The Chair
Poems
Richard Garcia
(BOA)Garcia is one of those poets who write out 100 - 300 words and then sets them out on the page as justified (to use the printer's term) so that they appear as a simple square block of text. He then dubs it "poetry." No end stopped lines, nor formal line breaks --- the usual stuff that for most people makes poetry Poetry.He then gives a title, collects 80 or 100 of these blocks in a volume that he and the publisher agree to call The Chair: Poems.
And you and I read it and we are not so sure whether it's verse or what they call prose-poems or just plain nonsense. Like this, "Postcard from a Nude Beach" in its entirety:
The beach is naked. No sand. No pebbles. No shale, No stones. The waves, as if they were ashamed, roll up to it tentatively, and just before they reach the shore, they turn back. Above, seeming to hang in the wind like mobiles, the skeletons of three gulls. It is said that if you should fall asleep on this beach you'd wake up in your dream and stay there.

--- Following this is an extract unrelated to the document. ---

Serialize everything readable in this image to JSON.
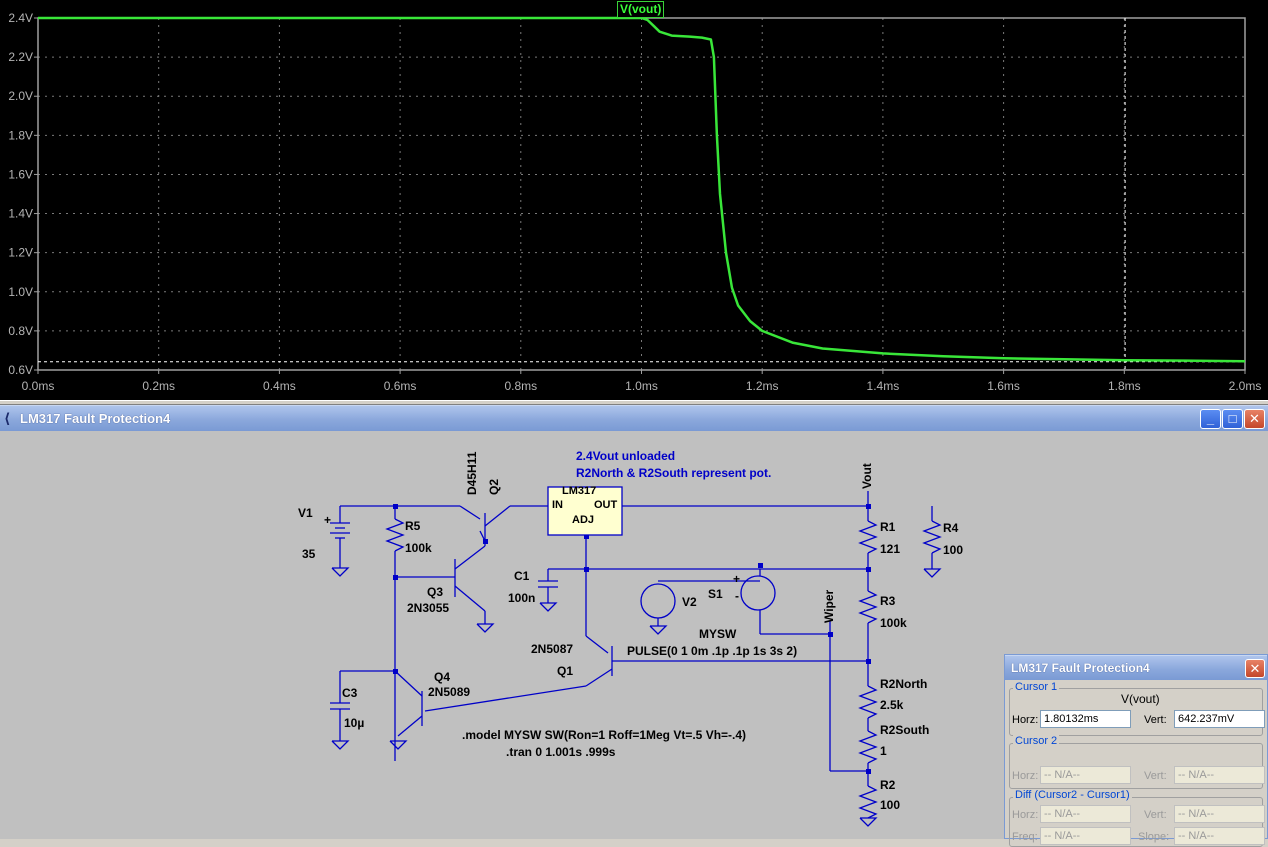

This may well come off as poetry ... at least a verse that takes you where you've never been before, with lines that may stir the soul, offering a certain genial unexpectedness, complete with novel symbols: the waves as "ashamed" and "tentative;" the birds as "mobiles;" all joined together with paradox --- "wake up in your dream and stay there."
As we go through the other box-poems here, we'll find lines that are rich with symbols that work, and best of all, images worthy of the name "images."

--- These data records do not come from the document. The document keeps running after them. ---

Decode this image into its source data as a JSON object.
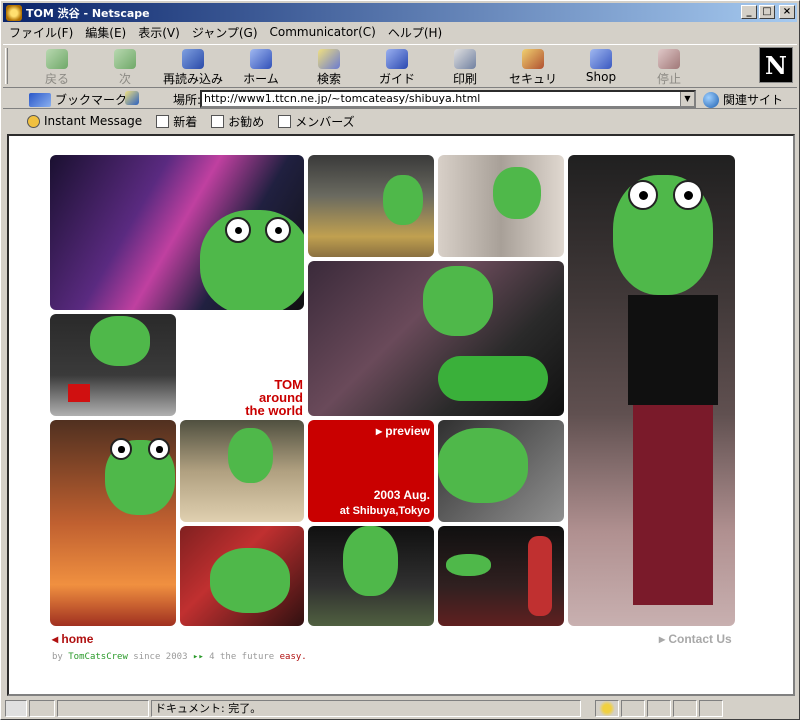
{
  "window": {
    "title": "TOM 渋谷 - Netscape",
    "controls": [
      "_",
      "□",
      "×"
    ]
  },
  "menu": [
    "ファイル(F)",
    "編集(E)",
    "表示(V)",
    "ジャンプ(G)",
    "Communicator(C)",
    "ヘルプ(H)"
  ],
  "nav": {
    "back": "戻る",
    "forward": "次",
    "reload": "再読み込み",
    "home": "ホーム",
    "search": "検索",
    "guide": "ガイド",
    "print": "印刷",
    "security": "セキュリティ",
    "shop": "Shop",
    "stop": "停止"
  },
  "location": {
    "bookmarks_label": "ブックマーク",
    "location_label": "場所:",
    "url": "http://www1.ttcn.ne.jp/~tomcateasy/shibuya.html",
    "related_label": "関連サイト"
  },
  "personal": [
    "Instant Message",
    "新着",
    "お勧め",
    "メンバーズ"
  ],
  "page": {
    "title_lines": [
      "TOM",
      "around",
      "the world"
    ],
    "preview_label": "preview",
    "date_line": "2003 Aug.",
    "place_line": "at Shibuya,Tokyo",
    "home_link": "home",
    "contact_link": "Contact Us",
    "footer": {
      "by": "by",
      "crew": "TomCatsCrew",
      "since": "since 2003",
      "future": "4 the future",
      "easy": "easy."
    }
  },
  "status": {
    "text": "ドキュメント: 完了。"
  },
  "colors": {
    "accent_red": "#c90000",
    "frog_green": "#4fb84a"
  }
}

Like: in sleep you may wear a baseball cap "like a cat in a banana tree."
Or,
"Night come striding, dark, starless, cold."
Or,
"They say the fish here are also made of glass. The only bait that works on them is tiny, triangular mirrors."
Or,
"The light and shadows of an entire week of Venetian blinds dragged its prison bars across my face."
Or, this reflection on his personal history as poet:
"They say you are washed up. Your poems are red salt in the sunset."
Some of the lines turn sing-song, even silly: "You can dance with your pants. It's called The Pants Dance."
Some can turn dada, Tristan Tristan in modern-day Minneapolis dress: "I wonder why it's only blonde women who are disappearing. I open up the newspaper: no more blondes in Minnesota. I look through the files in my computer. Blondes are disappearing from my poems: the one who had tried to poison me with developer fluid; the one I ran over with a motorcycle."
It's all a matter of taste. For those who are slaves to form and structure, this is not poetry. But for others of us, Garcia's works come across as compact mini-mysteries, with a few great lines to keep us stoked up.
§ § § If we are going to abandon the poetic form as Garcia does, we are at least left with a story complete with its own payoff. There are here some fine early poems --- at least ones that appear early in this volume --- like "The History of the Minstrel Show." This poem tells a story of people using people, tells it sequentially, and gives it a rare spin, historical facts jumbled together with a certain jaundiced insight of people who do things in a political-polemical (but not necessarily unpoetical) way.
Because our writer has chosen to lay these verses out in such orderly boxes, we find them worthy, and wry, and alive.